In a gym underneath a wedding hall in Kabul, Laila Hossaini shouts as she slams her fist into a punchbag at her final training session before heading to the Asian Games in South Korea.
For Hossaini, 28, the tournament will be the biggest of her career in taekwondo -- a sport she took up as a young girl when advised by doctors to exercise to overcome chronic bronchitis.
She grew up in Iran after her family fled Afghanistan during the Soviet occupation of the 1980s, and they all returned after the austere Taliban government in Kabul was ousted in 2001.
Hossaini won a silver medal at the South Asian Games in 2010 and competed in other international events.
But Hossaini fears that progress made on women's rights in Afghanistan over the last 13 years could be under threat, and that the limited freedoms that allowed her to pursue her love of taekwondo could again disappear.
"Of course, we have our concerns -- not only me, but all the girls -- after 2014, if the Taliban make a comeback," she told AFP.
"The Taliban will not let us to do anything, the achievements that we made will be reversed, so we are all worried."
The US-led combat mission in Afghanistan will end this year, and violence is worsening nationwide as foreign troops exit and Taliban insurgents launch fresh offensives against Afghan soldiers and police.
Despite the end of Taliban rule, women in ultra-conservative Muslim Afghanistan are often restricted to the house and are discouraged from playing sport -- let alone practising martial arts like taekwondo.
- The right to fight -
"There were some objections by my uncle and aunt's families, until I won my first championship medal and then they stopped objecting," said Hossaini, dressed in white taekwondo robes and headscarf.
"My close family was always supportive and now I am engaged. My fiance is a kung-fu fighter and athlete, so his family doesn't object.
"For females doing sport, our biggest concern is financial problems. The economy is very weak and we do not have a proper diet.
"Some families oppose their daughters becoming athletes because, if they are poor, they say that if our daughter exercises and she is not fed well, it will be bad for her."
At the basement gym, five women -- one wearing an all-enveloping black niqab -- arrived and changed into their taekwondo kit. They jogged to warm up and then started strenuous training drills.
For Hossaini, physical exercise and the thrill of competition have been a release from the restrictions of everyday life in Kabul, and also from severe health problems.
"When we were living as refugees in Iran, I got bronchitis and it made me so ill that I could not walk, I was hospitalised," she said.
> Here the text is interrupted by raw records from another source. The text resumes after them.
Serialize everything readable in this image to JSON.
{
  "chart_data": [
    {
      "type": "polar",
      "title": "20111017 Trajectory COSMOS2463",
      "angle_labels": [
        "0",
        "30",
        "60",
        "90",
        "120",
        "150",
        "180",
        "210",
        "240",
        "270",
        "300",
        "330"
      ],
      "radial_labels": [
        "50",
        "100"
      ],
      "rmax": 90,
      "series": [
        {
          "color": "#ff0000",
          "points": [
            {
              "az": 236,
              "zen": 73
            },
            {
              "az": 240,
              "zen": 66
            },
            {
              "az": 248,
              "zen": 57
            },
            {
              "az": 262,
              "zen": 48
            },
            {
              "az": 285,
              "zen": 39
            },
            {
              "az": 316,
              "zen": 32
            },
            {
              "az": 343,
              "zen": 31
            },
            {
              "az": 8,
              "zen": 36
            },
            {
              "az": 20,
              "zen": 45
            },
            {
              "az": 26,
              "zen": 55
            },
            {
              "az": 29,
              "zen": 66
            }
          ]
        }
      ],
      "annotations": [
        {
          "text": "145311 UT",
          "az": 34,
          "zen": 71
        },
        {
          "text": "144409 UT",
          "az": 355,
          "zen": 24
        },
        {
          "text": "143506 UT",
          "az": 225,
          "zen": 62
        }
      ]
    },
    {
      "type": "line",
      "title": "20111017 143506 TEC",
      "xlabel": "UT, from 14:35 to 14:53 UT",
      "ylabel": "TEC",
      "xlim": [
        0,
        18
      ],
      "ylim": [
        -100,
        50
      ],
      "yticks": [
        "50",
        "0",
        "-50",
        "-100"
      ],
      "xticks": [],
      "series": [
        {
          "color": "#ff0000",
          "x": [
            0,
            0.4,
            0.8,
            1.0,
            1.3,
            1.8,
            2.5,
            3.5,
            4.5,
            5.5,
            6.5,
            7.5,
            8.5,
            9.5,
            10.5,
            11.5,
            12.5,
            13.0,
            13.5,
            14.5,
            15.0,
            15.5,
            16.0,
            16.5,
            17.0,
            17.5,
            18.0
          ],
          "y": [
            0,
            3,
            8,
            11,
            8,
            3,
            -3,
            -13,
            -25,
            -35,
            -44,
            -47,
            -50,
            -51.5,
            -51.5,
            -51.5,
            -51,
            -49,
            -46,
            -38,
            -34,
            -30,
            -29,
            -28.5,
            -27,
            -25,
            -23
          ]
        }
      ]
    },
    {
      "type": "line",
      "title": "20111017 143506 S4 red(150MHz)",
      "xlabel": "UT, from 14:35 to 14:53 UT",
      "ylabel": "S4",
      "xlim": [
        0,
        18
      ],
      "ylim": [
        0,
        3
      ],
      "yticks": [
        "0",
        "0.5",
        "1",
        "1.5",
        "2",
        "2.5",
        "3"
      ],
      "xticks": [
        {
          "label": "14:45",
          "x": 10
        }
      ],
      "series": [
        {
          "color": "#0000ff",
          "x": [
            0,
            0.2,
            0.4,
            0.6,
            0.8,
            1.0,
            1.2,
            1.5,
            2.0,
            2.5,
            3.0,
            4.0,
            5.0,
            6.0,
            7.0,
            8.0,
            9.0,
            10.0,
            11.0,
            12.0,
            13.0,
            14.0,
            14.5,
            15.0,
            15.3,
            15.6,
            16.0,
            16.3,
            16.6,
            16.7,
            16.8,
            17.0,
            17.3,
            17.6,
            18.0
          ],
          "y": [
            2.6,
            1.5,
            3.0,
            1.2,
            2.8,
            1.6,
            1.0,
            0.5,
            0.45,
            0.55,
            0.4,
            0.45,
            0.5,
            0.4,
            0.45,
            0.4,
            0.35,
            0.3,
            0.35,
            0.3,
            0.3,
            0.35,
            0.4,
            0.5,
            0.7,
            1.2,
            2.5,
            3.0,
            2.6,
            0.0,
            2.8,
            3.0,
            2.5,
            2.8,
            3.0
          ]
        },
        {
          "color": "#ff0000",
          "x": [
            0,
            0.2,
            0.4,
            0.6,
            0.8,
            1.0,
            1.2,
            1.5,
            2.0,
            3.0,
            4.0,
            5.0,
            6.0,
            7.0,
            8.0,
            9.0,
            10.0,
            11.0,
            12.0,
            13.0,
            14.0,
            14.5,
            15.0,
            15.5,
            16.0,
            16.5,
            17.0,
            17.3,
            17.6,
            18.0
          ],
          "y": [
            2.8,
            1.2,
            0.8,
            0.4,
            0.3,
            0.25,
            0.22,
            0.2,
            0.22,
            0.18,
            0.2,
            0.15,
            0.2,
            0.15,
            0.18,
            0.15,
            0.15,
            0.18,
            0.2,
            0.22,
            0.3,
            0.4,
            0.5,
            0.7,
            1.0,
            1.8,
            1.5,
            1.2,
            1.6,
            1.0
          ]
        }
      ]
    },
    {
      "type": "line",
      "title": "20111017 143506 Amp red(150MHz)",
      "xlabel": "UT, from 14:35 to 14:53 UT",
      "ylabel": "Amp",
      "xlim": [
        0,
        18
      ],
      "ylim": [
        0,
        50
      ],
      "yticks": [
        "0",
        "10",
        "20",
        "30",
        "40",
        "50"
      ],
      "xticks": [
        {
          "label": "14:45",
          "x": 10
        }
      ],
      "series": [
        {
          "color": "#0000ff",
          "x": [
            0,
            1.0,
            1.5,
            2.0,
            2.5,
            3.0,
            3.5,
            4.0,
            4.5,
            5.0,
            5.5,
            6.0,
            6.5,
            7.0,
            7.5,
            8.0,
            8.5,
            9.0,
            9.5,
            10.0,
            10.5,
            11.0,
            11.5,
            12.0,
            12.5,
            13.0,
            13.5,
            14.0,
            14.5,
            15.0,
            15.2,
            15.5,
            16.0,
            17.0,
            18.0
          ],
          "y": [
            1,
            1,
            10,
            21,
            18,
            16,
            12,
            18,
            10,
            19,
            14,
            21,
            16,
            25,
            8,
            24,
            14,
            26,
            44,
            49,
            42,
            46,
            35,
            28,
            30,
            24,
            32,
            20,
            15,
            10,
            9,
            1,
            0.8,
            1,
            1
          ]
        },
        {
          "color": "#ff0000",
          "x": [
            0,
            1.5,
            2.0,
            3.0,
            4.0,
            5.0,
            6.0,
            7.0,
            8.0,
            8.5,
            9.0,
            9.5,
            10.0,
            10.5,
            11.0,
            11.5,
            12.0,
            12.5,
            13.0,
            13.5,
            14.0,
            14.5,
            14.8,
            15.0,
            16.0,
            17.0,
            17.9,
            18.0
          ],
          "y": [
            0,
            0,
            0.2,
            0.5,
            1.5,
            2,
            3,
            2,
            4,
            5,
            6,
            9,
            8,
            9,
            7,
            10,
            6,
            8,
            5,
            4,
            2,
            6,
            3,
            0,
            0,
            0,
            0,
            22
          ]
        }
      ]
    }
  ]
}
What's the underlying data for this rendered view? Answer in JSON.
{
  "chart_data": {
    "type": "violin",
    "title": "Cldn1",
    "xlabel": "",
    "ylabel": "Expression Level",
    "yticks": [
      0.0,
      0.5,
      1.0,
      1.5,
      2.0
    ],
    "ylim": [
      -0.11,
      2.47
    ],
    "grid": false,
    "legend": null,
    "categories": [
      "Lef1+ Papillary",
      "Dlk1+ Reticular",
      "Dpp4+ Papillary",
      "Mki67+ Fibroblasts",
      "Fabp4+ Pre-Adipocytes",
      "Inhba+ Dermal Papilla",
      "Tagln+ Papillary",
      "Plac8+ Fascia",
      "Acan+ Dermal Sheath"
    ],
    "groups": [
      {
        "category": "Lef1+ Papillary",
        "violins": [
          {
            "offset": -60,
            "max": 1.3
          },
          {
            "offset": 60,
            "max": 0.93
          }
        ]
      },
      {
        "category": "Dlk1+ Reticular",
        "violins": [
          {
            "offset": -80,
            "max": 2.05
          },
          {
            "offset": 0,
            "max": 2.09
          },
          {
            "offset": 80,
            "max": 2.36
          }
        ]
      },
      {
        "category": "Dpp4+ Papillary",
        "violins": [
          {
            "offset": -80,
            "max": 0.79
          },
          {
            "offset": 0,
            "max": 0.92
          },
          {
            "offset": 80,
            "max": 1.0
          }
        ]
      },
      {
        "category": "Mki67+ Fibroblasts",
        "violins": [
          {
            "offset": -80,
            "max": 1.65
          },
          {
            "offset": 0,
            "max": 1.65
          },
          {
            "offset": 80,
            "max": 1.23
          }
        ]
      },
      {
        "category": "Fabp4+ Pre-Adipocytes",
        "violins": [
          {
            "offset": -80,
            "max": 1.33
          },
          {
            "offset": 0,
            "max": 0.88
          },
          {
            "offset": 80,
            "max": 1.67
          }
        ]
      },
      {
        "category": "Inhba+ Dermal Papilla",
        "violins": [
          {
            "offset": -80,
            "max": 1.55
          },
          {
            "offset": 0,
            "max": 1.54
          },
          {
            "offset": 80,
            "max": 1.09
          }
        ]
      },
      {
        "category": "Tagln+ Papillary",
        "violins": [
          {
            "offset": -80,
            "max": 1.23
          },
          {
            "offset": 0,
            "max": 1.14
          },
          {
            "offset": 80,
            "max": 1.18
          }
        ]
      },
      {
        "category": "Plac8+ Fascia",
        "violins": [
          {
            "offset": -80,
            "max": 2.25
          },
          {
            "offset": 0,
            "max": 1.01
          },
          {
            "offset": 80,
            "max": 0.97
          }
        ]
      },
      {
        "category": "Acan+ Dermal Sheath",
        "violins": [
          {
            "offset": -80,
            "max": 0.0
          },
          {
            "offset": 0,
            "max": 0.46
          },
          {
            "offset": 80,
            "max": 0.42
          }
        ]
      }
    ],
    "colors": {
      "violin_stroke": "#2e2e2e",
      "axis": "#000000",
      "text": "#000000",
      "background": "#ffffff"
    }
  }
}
"I was limping when I walked, then the doctor recommended me to exercise. After the consultation of my parents and brothers, they said taekwondo sport would be good for me.
"Now, I do not feel any pain from my earlier problems."
Hossaini competed at the Asian Games in 2010 in China, but she admitted she will face stiff opposition in Incheon from Iran, China and the host nation.
"I am really pleased to visit Korea, to see their culture and traditions, and how they speak and how they dress," she said.
"I have some knowledge about Korea through watching their movies, so now I want to see the real place itself."
She will be one of 69 Afghan athletes in Incheon, including seven competing in taekwondo -- the only sport in which the country has won Olympic medals.